Institutions matter, as the authors show, by singling out five primary causes in the higher rates of mobility by place: “less segregation by income and race, lower levels of income inequality, better schools, lower rates of violent crime, and a larger share of two-parent households.”  In addition to schools and law enforcement, we can understand the other three factors as dependent on institutional dynamics as well.  Segregation today is reproduced by racially neutral governmental decisions to circumscribe housing markets through zoning, barriers to affordability and other local government regulation.  Public and private institutions cooperate in producing income inequality by, for example, depressing wages and disfavoring unions.  These, in turn, affect markets.  Even the institution of marriage—reflected in shares of two-parent households—is influenced by institutional rules that affect the social and financial attractiveness of getting married and, in the case of very poor neighborhoods, the availability of non-incarcerated partners.

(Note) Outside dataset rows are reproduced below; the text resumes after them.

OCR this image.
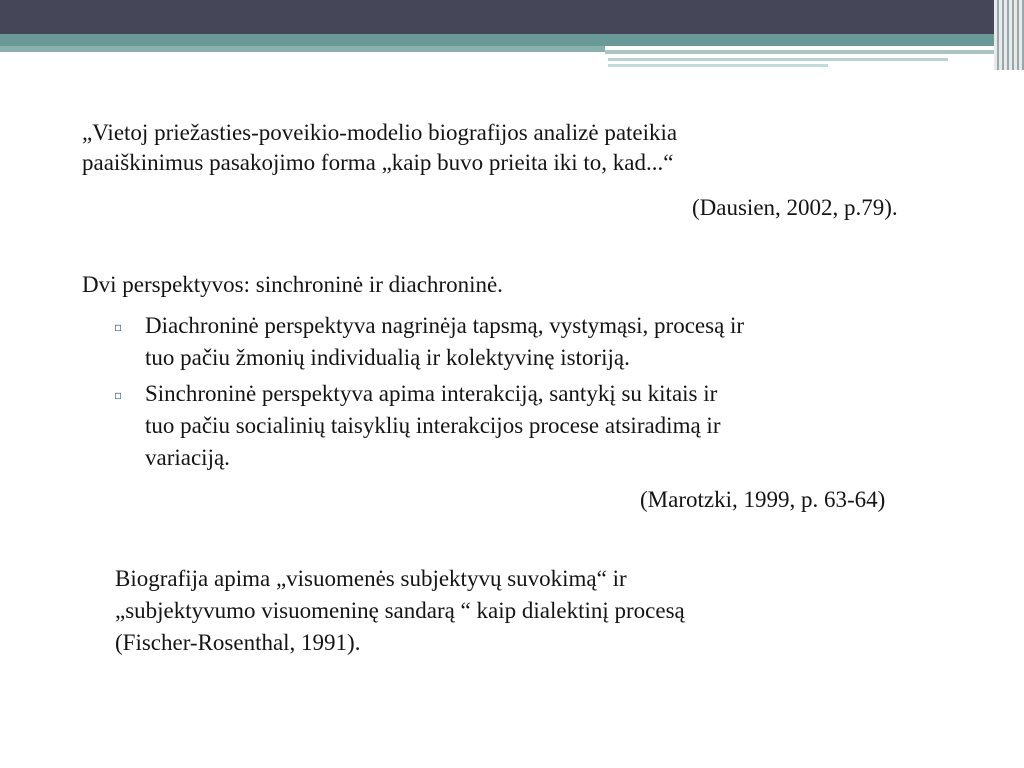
„Vietoj priežasties-poveikio-modelio biografijos analizė pateikia
paaiškinimus pasakojimo forma „kaip buvo prieita iki to, kad...“
(Dausien, 2002, p.79).
Dvi perspektyvos: sinchroninė ir diachroninė.
▫ Diachroninė perspektyva nagrinėja tapsmą, vystymąsi, procesą ir
tuo pačiu žmonių individualią ir kolektyvinę istoriją.
▫ Sinchroninė perspektyva apima interakciją, santykį su kitais ir
tuo pačiu socialinių taisyklių interakcijos procese atsiradimą ir
variaciją.
(Marotzki, 1999, p. 63-64)
Biografija apima „visuomenės subjektyvų suvokimą“ ir
„subjektyvumo visuomeninę sandarą “ kaip dialektinį procesą
(Fischer-Rosenthal, 1991).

So the disconnect between those who question the prevalence of either police brutality or racial inequality and those who assert it remains oftentimes a question of where one lives.  Segregated attitudes sometimes reflect segregated living patterns, reinforced perhaps by the belief that proximity to people of a different race or class destabilizes opportunity where one comfortably lives.  In light of what Baltimore and Ferguson reveal, this deserves two responses.

First, opportunity secured may not be as fragile as in the places where it is absent.  According to Chetty:  “Areas that produce better outcomes for children in low-income families are, on average, no worse for those from high-income families. This finding suggests that the success of the poor need not come at the expense of the rich, implying that social mobility is not a ‘zero-sum game.’”

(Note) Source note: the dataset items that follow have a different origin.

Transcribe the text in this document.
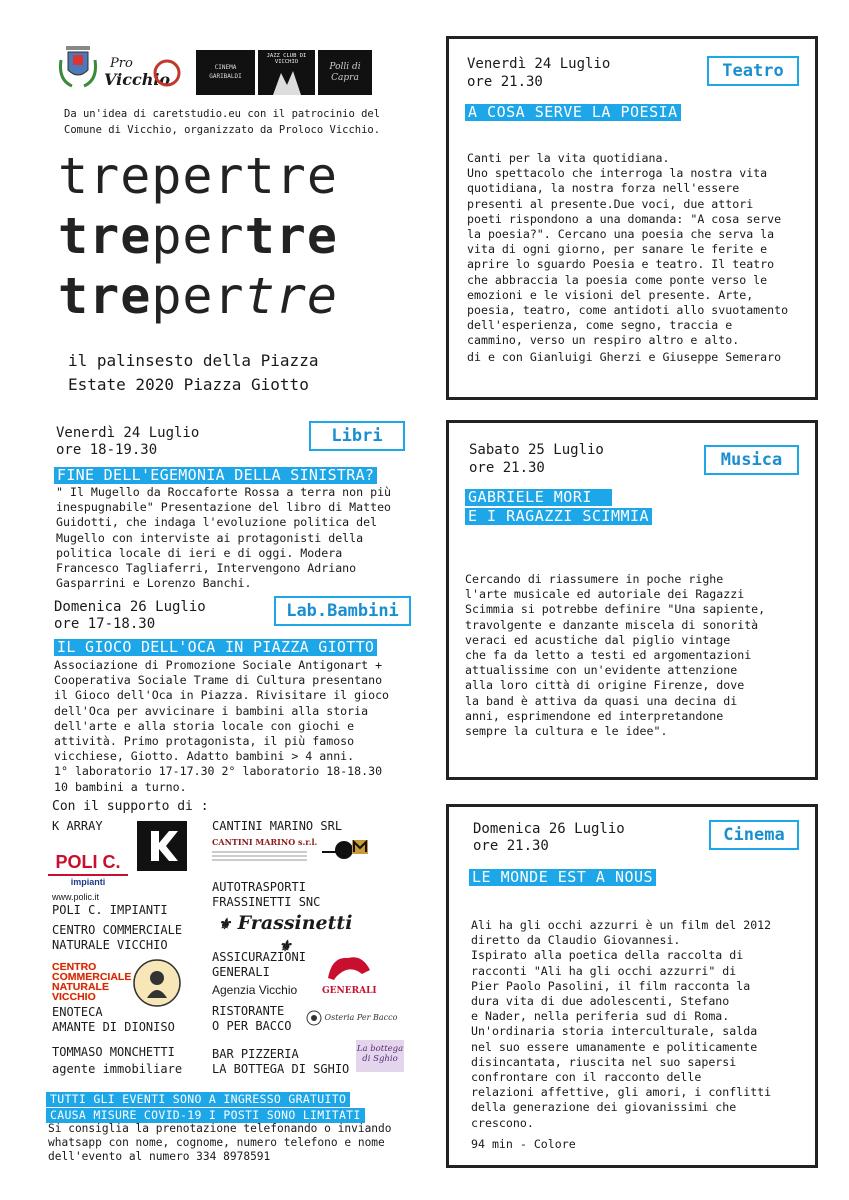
Pro
Vicchio
CINEMA
GARIBALDI
JAZZ CLUB DI VICCHIO	Polli di Capra
Da un'idea di caretstudio.eu con il patrocinio del Comune di Vicchio, organizzato da Proloco Vicchio.
trepertre
trepertre
trepertre
il palinsesto della Piazza
Estate 2020 Piazza Giotto
Venerdì 24 Luglio
ore 21.30
Teatro
A COSA SERVE LA POESIA
Canti per la vita quotidiana.
Uno spettacolo che interroga la nostra vita
quotidiana, la nostra forza nell'essere
presenti al presente.Due voci, due attori
poeti rispondono a una domanda: "A cosa serve
la poesia?". Cercano una poesia che serva la
vita di ogni giorno, per sanare le ferite e
aprire lo sguardo Poesia e teatro. Il teatro
che abbraccia la poesia come ponte verso le
emozioni e le visioni del presente. Arte,
poesia, teatro, come antidoti allo svuotamento
dell'esperienza, come segno, traccia e
cammino, verso un respiro altro e alto.
di e con Gianluigi Gherzi e Giuseppe Semeraro
Venerdì 24 Luglio
ore 18-19.30
Libri
FINE DELL'EGEMONIA DELLA SINISTRA?
" Il Mugello da Roccaforte Rossa a terra non più
inespugnabile" Presentazione del libro di Matteo
Guidotti, che indaga l'evoluzione politica del
Mugello con interviste ai protagonisti della
politica locale di ieri e di oggi. Modera
Francesco Tagliaferri, Intervengono Adriano
Gasparrini e Lorenzo Banchi.
Domenica 26 Luglio
ore 17-18.30
Lab.Bambini
IL GIOCO DELL'OCA IN PIAZZA GIOTTO
Associazione di Promozione Sociale Antigonart +
Cooperativa Sociale Trame di Cultura presentano
il Gioco dell'Oca in Piazza. Rivisitare il gioco
dell'Oca per avvicinare i bambini alla storia
dell'arte e alla storia locale con giochi e
attività. Primo protagonista, il più famoso
vicchiese, Giotto. Adatto bambini > 4 anni.
1° laboratorio 17-17.30 2° laboratorio 18-18.30
10 bambini a turno.
Sabato 25 Luglio
ore 21.30	Musica
GABRIELE MORI
E I RAGAZZI SCIMMIA
Cercando di riassumere in poche righe
l'arte musicale ed autoriale dei Ragazzi
Scimmia si potrebbe definire "Una sapiente,
travolgente e danzante miscela di sonorità
veraci ed acustiche dal piglio vintage
che fa da letto a testi ed argomentazioni
attualissime con un'evidente attenzione
alla loro città di origine Firenze, dove
la band è attiva da quasi una decina di
anni, esprimendone ed interpretandone
sempre la cultura e le idee".
Domenica 26 Luglio
ore 21.30
Cinema
LE MONDE EST A NOUS
Ali ha gli occhi azzurri è un film del 2012
diretto da Claudio Giovannesi.
Ispirato alla poetica della raccolta di
racconti "Ali ha gli occhi azzurri" di
Pier Paolo Pasolini, il film racconta la
dura vita di due adolescenti, Stefano
e Nader, nella periferia sud di Roma.
Un'ordinaria storia interculturale, salda
nel suo essere umanamente e politicamente
disincantata, riuscita nel suo sapersi
confrontare con il racconto delle
relazioni affettive, gli amori, i conflitti
della generazione dei giovanissimi che
crescono.
94 min - Colore
Con il supporto di :
K ARRAY
POLI C.
impianti
www.polic.it
POLI C. IMPIANTI
CENTRO COMMERCIALE
NATURALE VICCHIO
CENTRO
COMMERCIALE
NATURALE
VICCHIO
ENOTECA
AMANTE DI DIONISO
TOMMASO MONCHETTI
agente immobiliare
CANTINI MARINO SRL
CANTINI MARINO s.r.l.
AUTOTRASPORTI
FRASSINETTI SNC
⚜ Frassinetti ⚜
ASSICURAZIONI
GENERALI
Agenzia Vicchio	GENERALI
RISTORANTE
O PER BACCO
Osteria Per Bacco
BAR PIZZERIA
LA BOTTEGA DI SGHIO
La bottega di Sghio
TUTTI GLI EVENTI SONO A INGRESSO GRATUITO
CAUSA MISURE COVID-19 I POSTI SONO LIMITATI
Si consiglia la prenotazione telefonando o inviando
whatsapp con nome, cognome, numero telefono e nome
dell'evento al numero 334 8978591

Second, the zero-sum mindset suggests the kind of opportunity hoarding that is rarely discussed in the discourse of social mobility.  New preliminary research from scholars at the University of Minnesota and chronicled in The Atlantic indicates that whites in the United States are re-segregating at rates higher than many might think, capturing wealth and enclosing it in racially and culturally homogenous enclaves.  Where we tend to focus on racially segregated areas of concentrated poverty to tell the story of marginalization, these researchers shift our gaze to the affluent correlates of these places.  (David Rusk and I are reaching similar conclusions in our ongoing study of fourteen Northern New Jersey counties.)

Ed Goetz, Tony Damiano, and Jason Hicks identified what they called racially concentrated areas of affluence (RCAA), census tracts that are both 90 percent white and have median incomes of four times the regional poverty rate.  These communities abound.  Metropolitan areas like Baltimore have more RCAA than they do racially concentrated areas of poverty (RCAP), 31 to 23.  They are also separated by great physical distance.  On average, RCAA are about 21 miles from the city’s downtown, while RCAP are 6.6 miles away (in Baltimore, most are much closer to the city’s core).  This research shows that the gulfs that typify conversations about widening inequality are not merely figurative.

Justice for the victims of police brutality is largely a matter of the criminal law.  In Freddie Gray’s case, the Baltimore state’s attorney has filed various charges, including murder, against the six officers in contact with him during his fatal ride in custody.  We will all learn from the trial.

But reaching the underlying causes of marginalization and a chronic lack of opportunity requires a different focus—and our collective attention to how opportunity is institutionally denied, sustained and divided in metropolitan America.  This is our work at CLiME, and we have lots to do.